當(dāng)前位置：首頁(yè) > 编程语言 > python >内容正文

python

稀疏组套索_Python中的稀疏组套索

發(fā)布時(shí)間：2023/12/15 python 26 豆豆

生活随笔收集整理的這篇文章主要介紹了稀疏组套索_Python中的稀疏组套索小編覺(jué)得挺不錯(cuò)的,現(xiàn)在分享給大家,幫大家做個(gè)參考.

稀疏組套索

So yesterday I launched a new package for python: asgl (the name comes from Adaptive Sparse Group Lasso) that adds a lot of features that were already available in R packages but not in python, like solving sparse group lasso models, and goes beyond that, adding extra features that improve the results that sparse group lasso can provide.

所以昨天我為python啟動(dòng)了一個(gè)新軟件包： asgl (名稱來(lái)自Adaptive Sparse Group Lasso)，它添加了許多R包中已經(jīng)可用但python中沒(méi)有的功能，例如解決稀疏組lasso模型，并且超出了此范圍，添加了額外的功能來(lái)改善稀疏組的結(jié)果套索可以提供。

This is going to be the first article on a series about state-of-the-art regularization techniques in regression, and I would like to start talking about the sparse group lasso: what is it and how to use it. Specifically, here we will see:

這將是有關(guān)回歸的最新正則化技術(shù)系列的第一篇文章，我想開(kāi)始談?wù)撓∈杞M套索：它是什么以及如何使用它。具體來(lái)說(shuō)，在這里我們將看到：

What is sparse group lasso
什么是稀疏組套索
How to use sparse group lasso in python
如何在python中使用稀疏組套索
How to perform k-fold cross validation
如何執(zhí)行K折交叉驗(yàn)證
How to use grid search in order to find the optimal solution.
如何使用網(wǎng)格搜索以找到最佳解決方案。

什么是稀疏組套索 (What is sparse group lasso)

To understand what is sparse group lasso we need to talk (briefly) about two techniques: lasso and group lasso.

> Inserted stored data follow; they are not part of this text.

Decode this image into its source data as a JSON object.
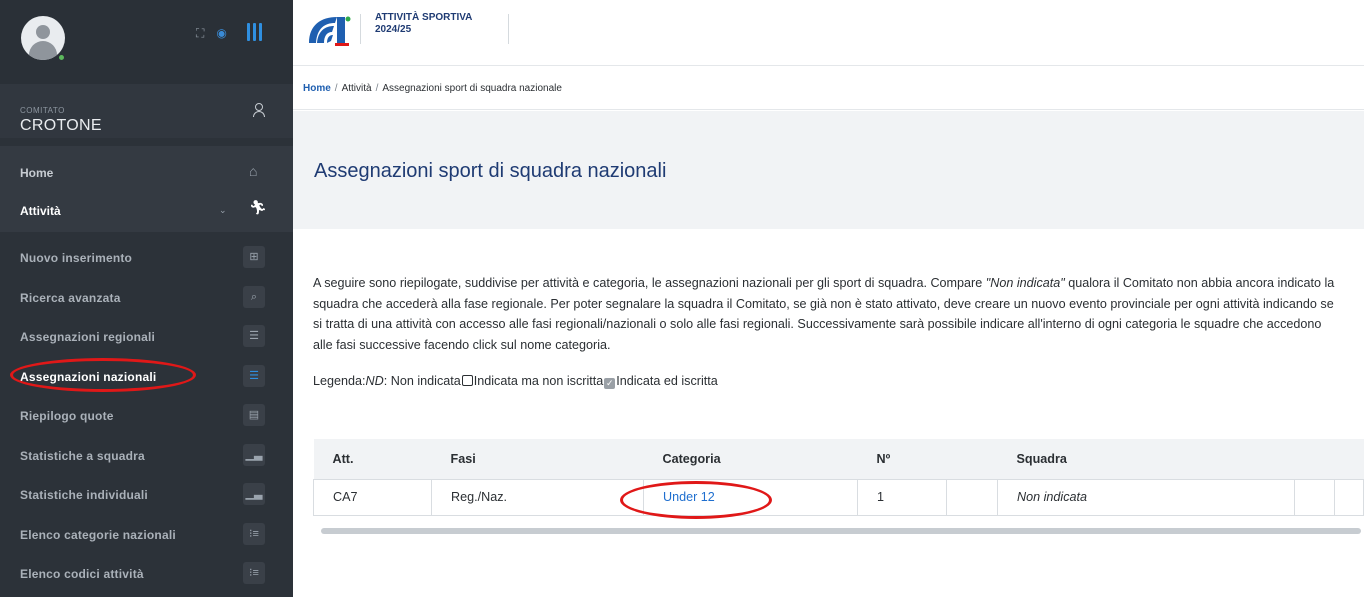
{
  "sidebar": {
    "comitato_label": "COMITATO",
    "comitato_name": "CROTONE",
    "main_nav": [
      {
        "label": "Home",
        "icon": "home-icon"
      },
      {
        "label": "Attività",
        "icon": "runner-icon"
      }
    ],
    "sub_nav": [
      {
        "label": "Nuovo inserimento",
        "icon": "plus-square-icon"
      },
      {
        "label": "Ricerca avanzata",
        "icon": "search-icon"
      },
      {
        "label": "Assegnazioni regionali",
        "icon": "list-icon"
      },
      {
        "label": "Assegnazioni nazionali",
        "icon": "list-icon",
        "active": true
      },
      {
        "label": "Riepilogo quote",
        "icon": "card-icon"
      },
      {
        "label": "Statistiche a squadra",
        "icon": "chart-icon"
      },
      {
        "label": "Statistiche individuali",
        "icon": "chart-icon"
      },
      {
        "label": "Elenco categorie nazionali",
        "icon": "numbered-list-icon"
      },
      {
        "label": "Elenco codici attività",
        "icon": "numbered-list-icon"
      }
    ]
  },
  "header": {
    "app_title_line1": "ATTIVITÀ SPORTIVA",
    "app_title_line2": "2024/25"
  },
  "breadcrumb": [
    "Home",
    "Attività",
    "Assegnazioni sport di squadra nazionale"
  ],
  "page_title": "Assegnazioni sport di squadra nazionali",
  "intro": {
    "part1": "A seguire sono riepilogate, suddivise per attività e categoria, le assegnazioni nazionali per gli sport di squadra. Compare ",
    "emphasis": "\"Non indicata\"",
    "part2": " qualora il Comitato non abbia ancora indicato la squadra che accederà alla fase regionale. Per poter segnalare la squadra il Comitato, se già non è stato attivato, deve creare un nuovo evento provinciale per ogni attività indicando se si tratta di una attività con accesso alle fasi regionali/nazionali o solo alle fasi regionali. Successivamente sarà possibile indicare all'interno di ogni categoria le squadre che accedono alle fasi successive facendo click sul nome categoria."
  },
  "legend": {
    "prefix": "Legenda:",
    "nd": "ND",
    "nd_text": ": Non indicata",
    "empty_text": "Indicata ma non iscritta",
    "checked_text": "Indicata ed iscritta"
  },
  "table": {
    "headers": [
      "Att.",
      "Fasi",
      "Categoria",
      "Nº",
      "Squadra"
    ],
    "rows": [
      {
        "att": "CA7",
        "fasi": "Reg./Naz.",
        "categoria": "Under 12",
        "numero": "1",
        "squadra": "Non indicata"
      }
    ]
  },
  "colors": {
    "sidebar_bg": "#2c3239",
    "accent_blue": "#2f8fe0",
    "title_blue": "#1f3b73",
    "link_blue": "#1f6fcf",
    "highlight_red": "#e01818"
  }
}
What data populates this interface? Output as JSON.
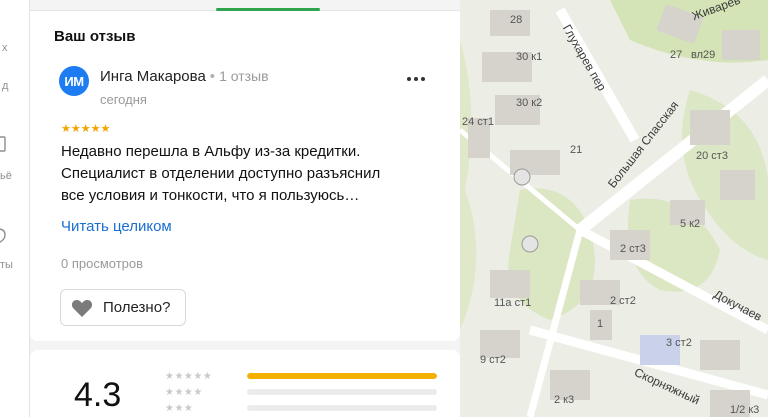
{
  "sidebar": {
    "partial_labels": [
      "х",
      "д",
      "ьё",
      "ты"
    ]
  },
  "review_section": {
    "title": "Ваш отзыв",
    "author": {
      "initials": "ИМ",
      "name": "Инга Макарова",
      "separator": "•",
      "reviews_count": "1 отзыв",
      "date": "сегодня",
      "avatar_color": "#1d7cf2"
    },
    "rating_stars": 5,
    "text_lines": [
      "Недавно перешла в Альфу из-за кредитки.",
      "Специалист в отделении доступно разъяснил",
      "все условия и тонкости, что я пользуюсь…"
    ],
    "read_more": "Читать целиком",
    "views": "0 просмотров",
    "useful_button": "Полезно?",
    "more_icon": "more-dots-icon"
  },
  "rating_summary": {
    "score": "4.3",
    "distribution": [
      {
        "stars": 5,
        "fraction": 1.0
      },
      {
        "stars": 4,
        "fraction": 0.0
      },
      {
        "stars": 3,
        "fraction": 0.0
      }
    ],
    "bar_color": "#f5b000"
  },
  "map": {
    "streets": [
      "Глухарев пер",
      "Живарев",
      "Большая Спасская",
      "Докучаев",
      "Скорняжный"
    ],
    "labels": [
      "28",
      "30 к1",
      "27",
      "вл29",
      "30 к2",
      "24 ст1",
      "21",
      "20 ст3",
      "5 к2",
      "2 ст3",
      "2 ст2",
      "11а ст1",
      "9 ст2",
      "1",
      "3 ст2",
      "2 к3",
      "1/2 к3"
    ]
  }
}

Given a risk function, for example the linear regression risk,

要了解什么是稀疏組套索，我們需要(簡(jiǎn)要地)談?wù)搩煞N技術(shù)：套索和套索套索 。給定風(fēng)險(xiǎn)函數(shù)，例如線性回歸風(fēng)險(xiǎn)，

Risk function of a linear regression model線性回歸模型的風(fēng)險(xiǎn)函數(shù)

Lasso: is defined by adding a penalization on the absolute value of the β coefficients,

套索：通過(guò)對(duì)β系數(shù)的絕對(duì)值加罰分來(lái)定義，

Lasso penalty formula套索懲罰公式

This definition provides sparse solutions, because it will send to zero some of the β coefficients (the least related with the response variable). The effect of this penalization can be controlled using the λ parameter. A large λ value provides solutions where the penalization has a greater importance, and thus there are more zeros among the β coefficients. This is mainly useful in high dimensional datasets, where there are more variables than observations but we only expect a small fragment of the variables to be truly meaningful.

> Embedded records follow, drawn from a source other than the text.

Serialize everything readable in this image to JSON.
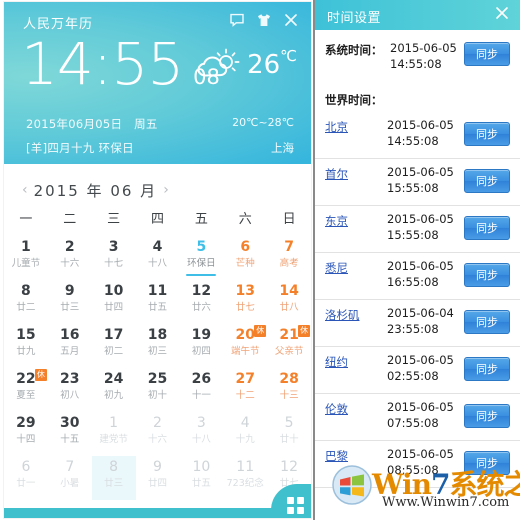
{
  "calendar_app": {
    "title": "人民万年历",
    "header_icons": [
      {
        "name": "feedback-icon",
        "label": "反馈"
      },
      {
        "name": "skin-icon",
        "label": "皮肤"
      },
      {
        "name": "close-icon",
        "label": "关闭"
      }
    ],
    "clock": {
      "hour_minute": "14:55",
      "seconds": "08"
    },
    "weather": {
      "icon": "partly-cloudy-icon",
      "temperature": "26",
      "unit": "℃",
      "range": "20℃~28℃",
      "city": "上海"
    },
    "info": {
      "gregorian": "2015年06月05日　周五",
      "lunar": "[羊]四月十九 环保日"
    },
    "month_nav": {
      "prev": "‹",
      "next": "›",
      "label": "2015 年  06 月"
    },
    "weekdays": [
      "一",
      "二",
      "三",
      "四",
      "五",
      "六",
      "日"
    ],
    "days": [
      {
        "num": "1",
        "sub": "儿童节",
        "type": "normal"
      },
      {
        "num": "2",
        "sub": "十六",
        "type": "normal"
      },
      {
        "num": "3",
        "sub": "十七",
        "type": "normal"
      },
      {
        "num": "4",
        "sub": "十八",
        "type": "normal"
      },
      {
        "num": "5",
        "sub": "环保日",
        "type": "today"
      },
      {
        "num": "6",
        "sub": "芒种",
        "type": "weekend"
      },
      {
        "num": "7",
        "sub": "高考",
        "type": "weekend"
      },
      {
        "num": "8",
        "sub": "廿二",
        "type": "normal"
      },
      {
        "num": "9",
        "sub": "廿三",
        "type": "normal"
      },
      {
        "num": "10",
        "sub": "廿四",
        "type": "normal"
      },
      {
        "num": "11",
        "sub": "廿五",
        "type": "normal"
      },
      {
        "num": "12",
        "sub": "廿六",
        "type": "normal"
      },
      {
        "num": "13",
        "sub": "廿七",
        "type": "weekend"
      },
      {
        "num": "14",
        "sub": "廿八",
        "type": "weekend"
      },
      {
        "num": "15",
        "sub": "廿九",
        "type": "normal"
      },
      {
        "num": "16",
        "sub": "五月",
        "type": "normal"
      },
      {
        "num": "17",
        "sub": "初二",
        "type": "normal"
      },
      {
        "num": "18",
        "sub": "初三",
        "type": "normal"
      },
      {
        "num": "19",
        "sub": "初四",
        "type": "normal"
      },
      {
        "num": "20",
        "sub": "端午节",
        "type": "weekend",
        "badge": "休"
      },
      {
        "num": "21",
        "sub": "父亲节",
        "type": "weekend",
        "badge": "休"
      },
      {
        "num": "22",
        "sub": "夏至",
        "type": "normal",
        "badge": "休"
      },
      {
        "num": "23",
        "sub": "初八",
        "type": "normal"
      },
      {
        "num": "24",
        "sub": "初九",
        "type": "normal"
      },
      {
        "num": "25",
        "sub": "初十",
        "type": "normal"
      },
      {
        "num": "26",
        "sub": "十一",
        "type": "normal"
      },
      {
        "num": "27",
        "sub": "十二",
        "type": "weekend"
      },
      {
        "num": "28",
        "sub": "十三",
        "type": "weekend"
      },
      {
        "num": "29",
        "sub": "十四",
        "type": "normal"
      },
      {
        "num": "30",
        "sub": "十五",
        "type": "normal"
      },
      {
        "num": "1",
        "sub": "建党节",
        "type": "outside"
      },
      {
        "num": "2",
        "sub": "十六",
        "type": "outside"
      },
      {
        "num": "3",
        "sub": "十八",
        "type": "outside"
      },
      {
        "num": "4",
        "sub": "十九",
        "type": "outside"
      },
      {
        "num": "5",
        "sub": "廿十",
        "type": "outside"
      },
      {
        "num": "6",
        "sub": "廿一",
        "type": "outside"
      },
      {
        "num": "7",
        "sub": "小暑",
        "type": "outside"
      },
      {
        "num": "8",
        "sub": "廿三",
        "type": "outside",
        "selected": true
      },
      {
        "num": "9",
        "sub": "廿四",
        "type": "outside"
      },
      {
        "num": "10",
        "sub": "廿五",
        "type": "outside"
      },
      {
        "num": "11",
        "sub": "723纪念",
        "type": "outside"
      },
      {
        "num": "12",
        "sub": "廿七",
        "type": "outside"
      }
    ],
    "footer_icon": "grid-apps-icon"
  },
  "time_panel": {
    "title": "时间设置",
    "close_icon": "close-icon",
    "system_time": {
      "label": "系统时间：",
      "date": "2015-06-05",
      "time": "14:55:08",
      "sync_label": "同步"
    },
    "world_time_label": "世界时间：",
    "sync_label": "同步",
    "cities": [
      {
        "name": "北京",
        "date": "2015-06-05",
        "time": "14:55:08"
      },
      {
        "name": "首尔",
        "date": "2015-06-05",
        "time": "15:55:08"
      },
      {
        "name": "东京",
        "date": "2015-06-05",
        "time": "15:55:08"
      },
      {
        "name": "悉尼",
        "date": "2015-06-05",
        "time": "16:55:08"
      },
      {
        "name": "洛杉矶",
        "date": "2015-06-04",
        "time": "23:55:08"
      },
      {
        "name": "纽约",
        "date": "2015-06-05",
        "time": "02:55:08"
      },
      {
        "name": "伦敦",
        "date": "2015-06-05",
        "time": "07:55:08"
      },
      {
        "name": "巴黎",
        "date": "2015-06-05",
        "time": "08:55:08"
      }
    ]
  },
  "watermark": {
    "brand_prefix": "Win",
    "brand_digit": "7",
    "brand_suffix": "系统之家",
    "url": "Www.Winwin7.com"
  },
  "colors": {
    "header_gradient_start": "#7fd8d8",
    "header_gradient_end": "#28aee0",
    "accent_teal": "#3fc0cc",
    "today_blue": "#3fbfe8",
    "weekend_orange": "#f4802a",
    "rest_badge": "#f4802a",
    "sync_button_blue": "#3a8fe0",
    "link_blue": "#2b56b8"
  }
}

該定義提供了稀疏解 ，因?yàn)樗鼘⒛承│孪禂?shù)(與響應(yīng)變量最小相關(guān))發(fā)送到零。懲罰的效果可以使用λ參數(shù)來(lái)控制。較大的λ值提供了懲罰更重要的解決方案，因此β系數(shù)中有更多零。這主要在高維數(shù)據(jù)集中有用，在高數(shù)據(jù)集中 ，變量多于觀測(cè)值，但我們只希望變量的一小部分真正有意義。

However, there are situations in which the predictor variables in X have a natural grouped structure. For example, in biostatistics it is common to deal with genetic datasets in which predictors are grouped into genetical pathways. In stock market analysis one can group companies from the same business segment. In climate data one can group different regions… And lasso provides individual sparse solutions, not group sparse.

但是，在某些情況下，X中的預(yù)測(cè)變量具有自然的分組結(jié)構(gòu)。例如，在生物統(tǒng)計(jì)學(xué)中，通常要處理將預(yù)測(cè)因子歸為遺傳途徑的遺傳數(shù)據(jù)集。在股票市場(chǎng)分析中，可以將同一業(yè)務(wù)部門的公司分組。在氣候數(shù)據(jù)中，可以將不同的區(qū)域分組...套索提供的是稀疏解決方案，而不是稀疏解決方案。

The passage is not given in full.